Across the state, candidates secured more than 50% of the vote share in 154 seats, up from 129 such seats in 2019 and just 55 in 2014. This year, the MVA won only 16 such seats, with the majority of its wins settled by much narrower contests.
It was the BJP that led the charge for the Mahayuti – it won 132 of the 149 seats it contested and secured a 26.8% vote share, both setting records for the party in Maharashtra. Almost two-thirds, or 84, of the party’s wins came with vote shares exceeding 50%. The BJP won 26 seats with a vote share above 60%, and secured the highest vote share of this election, at 80.4%, in Satara. The party won all its seats with at least a 30% vote share, its lowest recorded at 30.5% in Rajura.
The BJP’s allies, the Eknath Shinde-led Shiv Sena and Ajit Pawar-led NCP, notched strong performances too.

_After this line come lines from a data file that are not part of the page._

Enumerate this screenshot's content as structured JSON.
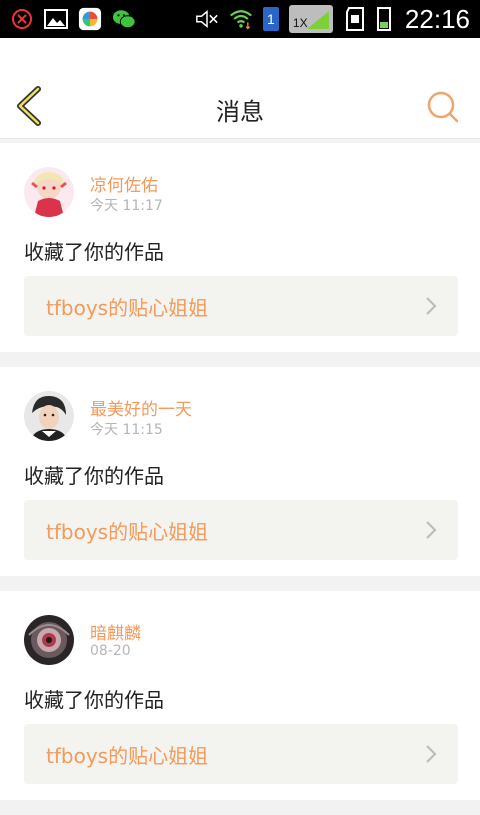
{
  "status_bar": {
    "time": "22:16",
    "sim_badge": "1",
    "speed_badge": "1X",
    "icons": [
      "close-circle-icon",
      "image-icon",
      "app-icon",
      "wechat-icon",
      "mute-icon",
      "wifi-icon",
      "sim-icon",
      "signal-icon",
      "sd-card-icon",
      "battery-icon"
    ],
    "colors": {
      "background": "#000000",
      "wechat": "#3fc43f",
      "battery": "#76d05b"
    }
  },
  "header": {
    "title": "消息",
    "back_icon": "chevron-left-icon",
    "search_icon": "search-icon",
    "accent": "#f0a36a"
  },
  "messages": [
    {
      "user": "凉何佐佑",
      "time": "今天 11:17",
      "action": "收藏了你的作品",
      "work": "tfboys的贴心姐姐",
      "avatar": "anime-girl-avatar"
    },
    {
      "user": "最美好的一天",
      "time": "今天 11:15",
      "action": "收藏了你的作品",
      "work": "tfboys的贴心姐姐",
      "avatar": "boy-avatar"
    },
    {
      "user": "暗麒麟",
      "time": "08-20",
      "action": "收藏了你的作品",
      "work": "tfboys的贴心姐姐",
      "avatar": "eye-avatar"
    }
  ],
  "colors": {
    "accent": "#f39a5b",
    "muted": "#b5b5b5",
    "work_bg": "#f3f3ef"
  }
}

While of the Sena’s 57 wins, 30 came with a vote share exceeding 50%, the NCP won 20 of its 41 seats with more than half the vote share.

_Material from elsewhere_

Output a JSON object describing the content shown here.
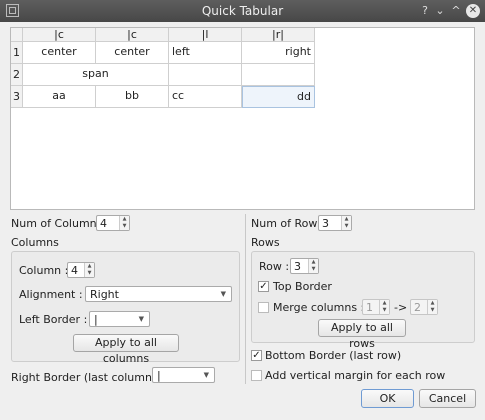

The Mahayuti managed to secure a 50%-plus vote share in 52 Assembly segments it had lost to the MVA in the recent Lok Sabha polls, when it had won just 17 of the state’s 48 parliamentary seats.
Among the MVA victories with at least 50% of the vote share, the Sharad Pawar-led NCP(SP) led with six such seats, the Congress followed with five, and the Uddhav Thackeray-led Shiv Sena (UBT) got four. The alliance got more than 60% of the vote share in just three seats, with its highest vote share going to the Congress in Mumbadevi at 63.3%. The MVA won seven seats with vote shares between 30% and 40%, and 27 seats between 40% and 50%.
In as many as 34 seats, the MVA candidates finished third or lower. The alliance also forfeited deposits in 22 seats, with its vote share dropping below 10% in 11 seats.
The winning margins across the state bear out a similar story of the Mahayuti’s dominant performance. Its average winning margin of over 40,100 votes was more than double the MVA’s average margin of 19,200. Overall, the state’s average winning margin was 36,230 votes, considerably up from 28,440 in 2019 and 22,810 in 2014, an indication that the competition was significantly more one-sided this time.
While the BJP outperformed its allies with an average winning margin of just under 42,880 votes, the NCP managed 40,480 and the Shiv Sena almost 33,450. The MVA parties’ average trailed far behind – about 23,820 votes for the NCP(SP), 17,690 for the Congress, and 17,180 for the Sena (UBT).
The winning margin exceeded 1 lakh votes in 16 seats, all won by the Mahayuti, with its highest margin recorded in Shirpur at 1.46 lakh by the BJP. The ruling alliance’s margins dipped below 10,000 in just 44 seats, and below 5,000 in 24 seats. Its lowest winning margin came in Belapur, where the BJP won by just 372 votes.
No candidate of the Opposition alliance won by a margin greater than 1 lakh votes – the NCP(SP) candidate in Mumbra-Kalwa came closest at 96,230. All but five of the MVA’s wins were secured by margins over 50,000 votes. It won 22 seats with a margin less than 10,000 votes, including 10 by less than 5,000 votes. Its lowest winning margin came in Sakoli, where Maharashtra Congress chief Nana Patole won by just 208 votes, the second lowest margin in this election after the AIMIM’s 162-vote win in Malegaon Central.